L’haciendero tressaillit et fit un pas en arrière en poussant un cri étouffé. Le Chat-Tigre, bondissant avec l’agilité de l’animal dont il portait le nom, avait sauté du sommet d’une roche élevée qui surplombait le sentier à quelque distance, et était venu tomber légèrement à deux pas de lui.

Il y eut un instant d’un silence terrible. Les deux hommes placés ainsi face à face, les regards étincelants et les lèvres crispées par la colère, s’examinaient avec une ardente curiosité.

C’était la première fois que l’haciendero voyait le terrible partisan dont la sanglante renommée s’étendait jusque dans les bourgades les plus ignorées du pays, et qui depuis trente ans promenait la terreur sur les frontières mexicaines.

Nous donnerons en quelques mots le portrait de cet homme appelé à jouer un rôle important dans cette histoire.

Le Chat-Tigre était une espèce de colosse de près de six pieds ; ses épaules larges et ses membres sur lesquels se dessinaient des muscles d’une rigidité marmoréenne, montraient que, bien que depuis longtemps il eût dépassé le milieu de la vie, sa vigueur était encore dans toute son intégrité ; ses longs cheveux blancs comme les neiges du Coatepec tombaient en désordre sur ses épaules et se mêlaient à sa barbe aux reflets argentés qui couvrait sa poitrine, son front était large et ouvert ; il avait le regard de l’aigle sous des sourcils de lion ; toute sa personne offrait, en un mot, le type complet de l’homme du désert, grand, fort, majestueux et implacable ; bien que son teint flétri par les intempéries des saisons eût acquis presque la couleur de la brique, il était cependant facile de reconnaître aux lignes pures et accentuées de son visage que cet homme appartenait à la race blanche.

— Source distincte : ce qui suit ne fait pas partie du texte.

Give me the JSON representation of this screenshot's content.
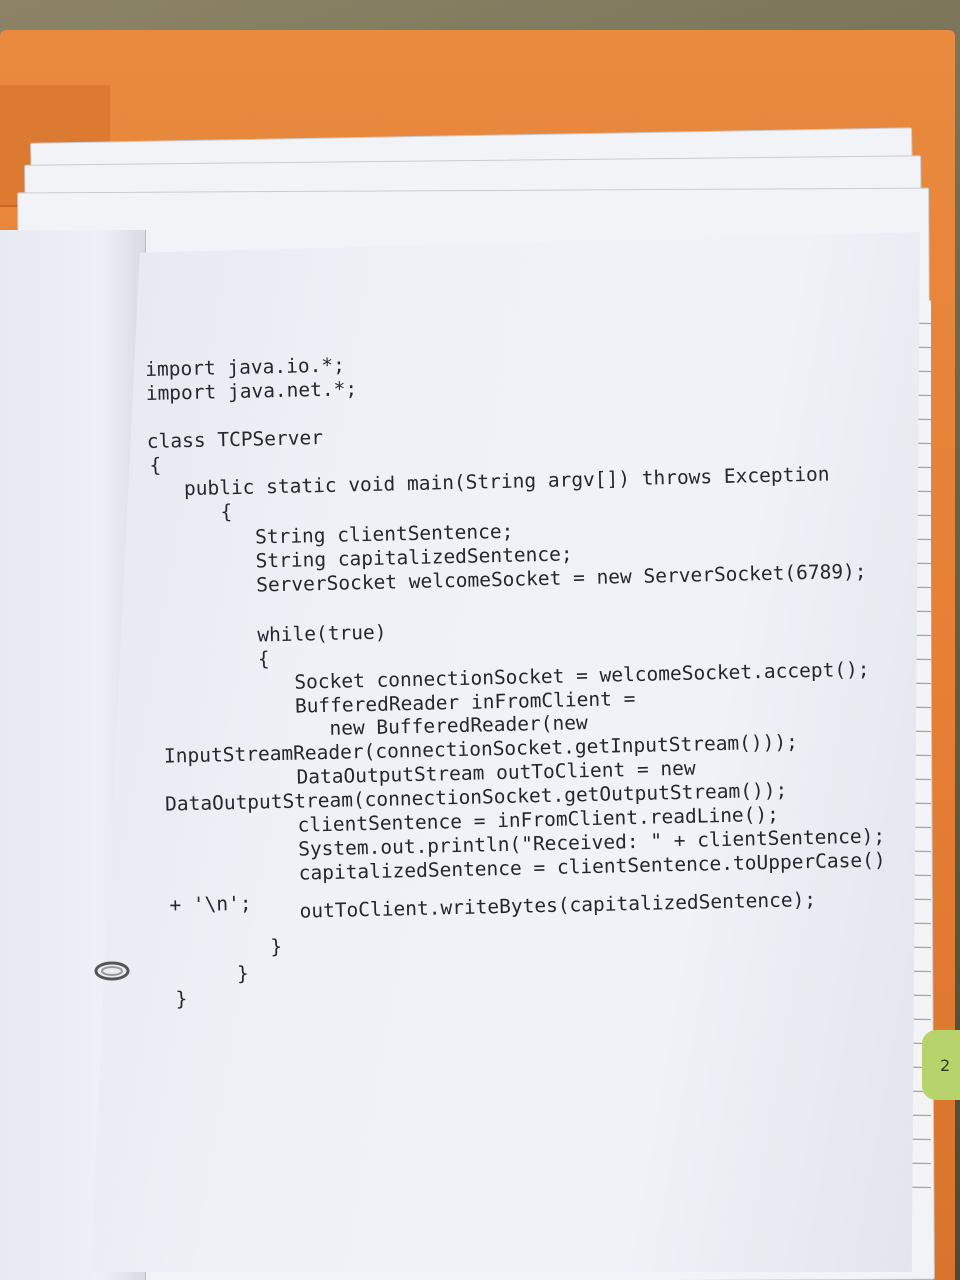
{
  "code_lines": [
    "import java.io.*;",
    "import java.net.*;",
    "class TCPServer",
    "{",
    "public static void main(String argv[]) throws Exception",
    "{",
    "String clientSentence;",
    "String capitalizedSentence;",
    "ServerSocket welcomeSocket = new ServerSocket(6789);",
    "while(true)",
    "{",
    "Socket connectionSocket = welcomeSocket.accept();",
    "BufferedReader inFromClient =",
    "new BufferedReader(new",
    "InputStreamReader(connectionSocket.getInputStream()));",
    "DataOutputStream outToClient = new",
    "DataOutputStream(connectionSocket.getOutputStream());",
    "clientSentence = inFromClient.readLine();",
    "System.out.println(\"Received: \" + clientSentence);",
    "capitalizedSentence = clientSentence.toUpperCase()",
    "+ '\\n';",
    "outToClient.writeBytes(capitalizedSentence);",
    "}",
    "}",
    "}"
  ],
  "corner_label": "2"
}
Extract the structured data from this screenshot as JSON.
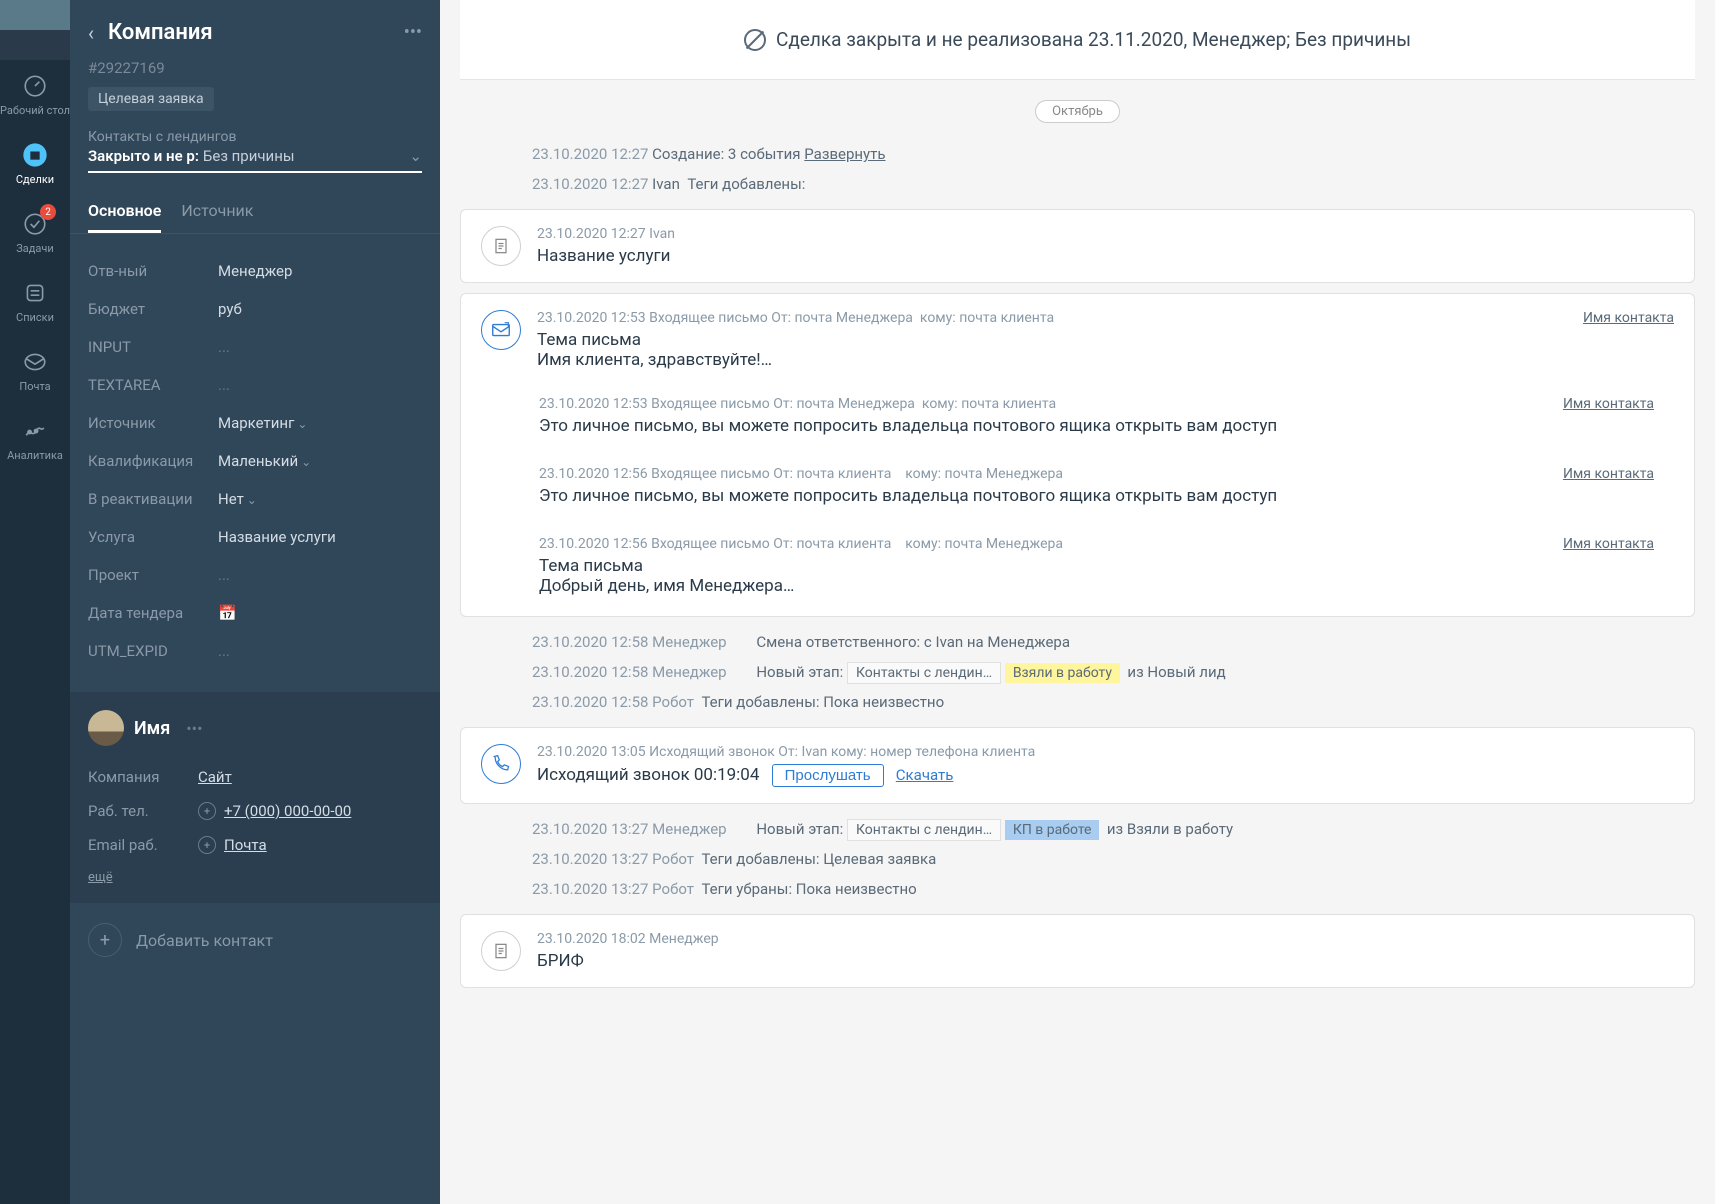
{
  "nav": {
    "items": [
      {
        "label": "Рабочий стол"
      },
      {
        "label": "Сделки"
      },
      {
        "label": "Задачи",
        "badge": "2"
      },
      {
        "label": "Списки"
      },
      {
        "label": "Почта"
      },
      {
        "label": "Аналитика"
      }
    ]
  },
  "deal": {
    "title": "Компания",
    "id": "#29227169",
    "tag": "Целевая заявка",
    "pipeline_label": "Контакты с лендингов",
    "status": "Закрыто и не р:",
    "reason": "Без причины",
    "tabs": [
      {
        "label": "Основное"
      },
      {
        "label": "Источник"
      }
    ],
    "fields": [
      {
        "label": "Отв-ный",
        "value": "Менеджер"
      },
      {
        "label": "Бюджет",
        "value": "руб"
      },
      {
        "label": "INPUT",
        "value": "...",
        "empty": true
      },
      {
        "label": "TEXTAREA",
        "value": "...",
        "empty": true
      },
      {
        "label": "Источник",
        "value": "Маркетинг",
        "dropdown": true
      },
      {
        "label": "Квалификация",
        "value": "Маленький",
        "dropdown": true
      },
      {
        "label": "В реактивации",
        "value": "Нет",
        "dropdown": true
      },
      {
        "label": "Услуга",
        "value": "Название услуги"
      },
      {
        "label": "Проект",
        "value": "...",
        "empty": true
      },
      {
        "label": "Дата тендера",
        "value": "📅",
        "empty": true
      },
      {
        "label": "UTM_EXPID",
        "value": "...",
        "empty": true
      }
    ]
  },
  "contact": {
    "name": "Имя",
    "fields": {
      "company_label": "Компания",
      "company_value": "Сайт",
      "phone_label": "Раб. тел.",
      "phone_value": "+7 (000) 000-00-00",
      "email_label": "Email раб.",
      "email_value": "Почта"
    },
    "more": "ещё",
    "add": "Добавить контакт"
  },
  "banner": "Сделка закрыта и не реализована 23.11.2020, Менеджер; Без причины",
  "month": "Октябрь",
  "timeline": {
    "line1_time": "23.10.2020 12:27",
    "line1_text": "Создание: 3 события",
    "line1_link": "Развернуть",
    "line2_time": "23.10.2020 12:27",
    "line2_user": "Ivan",
    "line2_text": "Теги добавлены:",
    "note1_time": "23.10.2020 12:27 Ivan",
    "note1_title": "Название услуги",
    "email1_meta": "23.10.2020 12:53 Входящее письмо От:",
    "email1_from": "почта Менеджера",
    "email1_to_label": "кому:",
    "email1_to": "почта клиента",
    "email1_subject": "Тема письма",
    "email1_body": "Имя клиента, здравствуйте!…",
    "email_contact": "Имя контакта",
    "email2_meta": "23.10.2020 12:53 Входящее письмо От:",
    "email2_from": "почта Менеджера",
    "email2_to": "почта клиента",
    "email2_body": "Это личное письмо, вы можете попросить владельца почтового ящика открыть вам доступ",
    "email3_meta": "23.10.2020 12:56 Входящее письмо От:",
    "email3_from": "почта клиента",
    "email3_to": "почта Менеджера",
    "email3_body": "Это личное письмо, вы можете попросить владельца почтового ящика открыть вам доступ",
    "email4_meta": "23.10.2020 12:56 Входящее письмо От:",
    "email4_from": "почта клиента",
    "email4_to": "почта Менеджера",
    "email4_subject": "Тема письма",
    "email4_body": "Добрый день, имя Менеджера…",
    "line3_time": "23.10.2020 12:58 Менеджер",
    "line3_text": "Смена ответственного: с Ivan на Менеджера",
    "line4_time": "23.10.2020 12:58 Менеджер",
    "line4_label": "Новый этап:",
    "line4_from_stage": "Контакты с лендин…",
    "line4_to_stage": "Взяли в работу",
    "line4_suffix": "из Новый лид",
    "line5_time": "23.10.2020 12:58 Робот",
    "line5_text": "Теги добавлены: Пока неизвестно",
    "call_meta": "23.10.2020 13:05 Исходящий звонок От:",
    "call_from": "Ivan",
    "call_to_label": "кому:",
    "call_to": "номер телефона клиента",
    "call_title": "Исходящий звонок 00:19:04",
    "call_listen": "Прослушать",
    "call_download": "Скачать",
    "line6_time": "23.10.2020 13:27 Менеджер",
    "line6_label": "Новый этап:",
    "line6_from_stage": "Контакты с лендин…",
    "line6_to_stage": "КП в работе",
    "line6_suffix": "из Взяли в работу",
    "line7_time": "23.10.2020 13:27 Робот",
    "line7_text": "Теги добавлены: Целевая заявка",
    "line8_time": "23.10.2020 13:27 Робот",
    "line8_text": "Теги убраны: Пока неизвестно",
    "note2_time": "23.10.2020 18:02 Менеджер",
    "note2_title": "БРИФ"
  }
}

Son costume tenait le milieu entre celui des Mexicains et des Peaux-Rouges, c’est-à-dire que, bien qu’il portât le zarapé, ses mitasses en deux parties, cousus avec des cheveux attachés de place en place, et ses moksens de couleurs différentes brodés en piquants de porc-épic et garnis de verroteries et de grelots, témoignaient de sa préférence pour les Indiens, dont au reste il semblait avoir entièrement adopté les coutumes et le genre de vie.

Un large couteau à scalper, une hachette, un sac de plomb et une poire à poudre étaient pendus à une ceinture de cuir fauve qui lui serrait étroitement les flancs.

Détail singulier chez un Blanc, une plume d’aigle à tête blanche était plantée au-dessus de son oreille droite, comme si cet homme affichait la prétention d’être le chef d’une tribu indienne.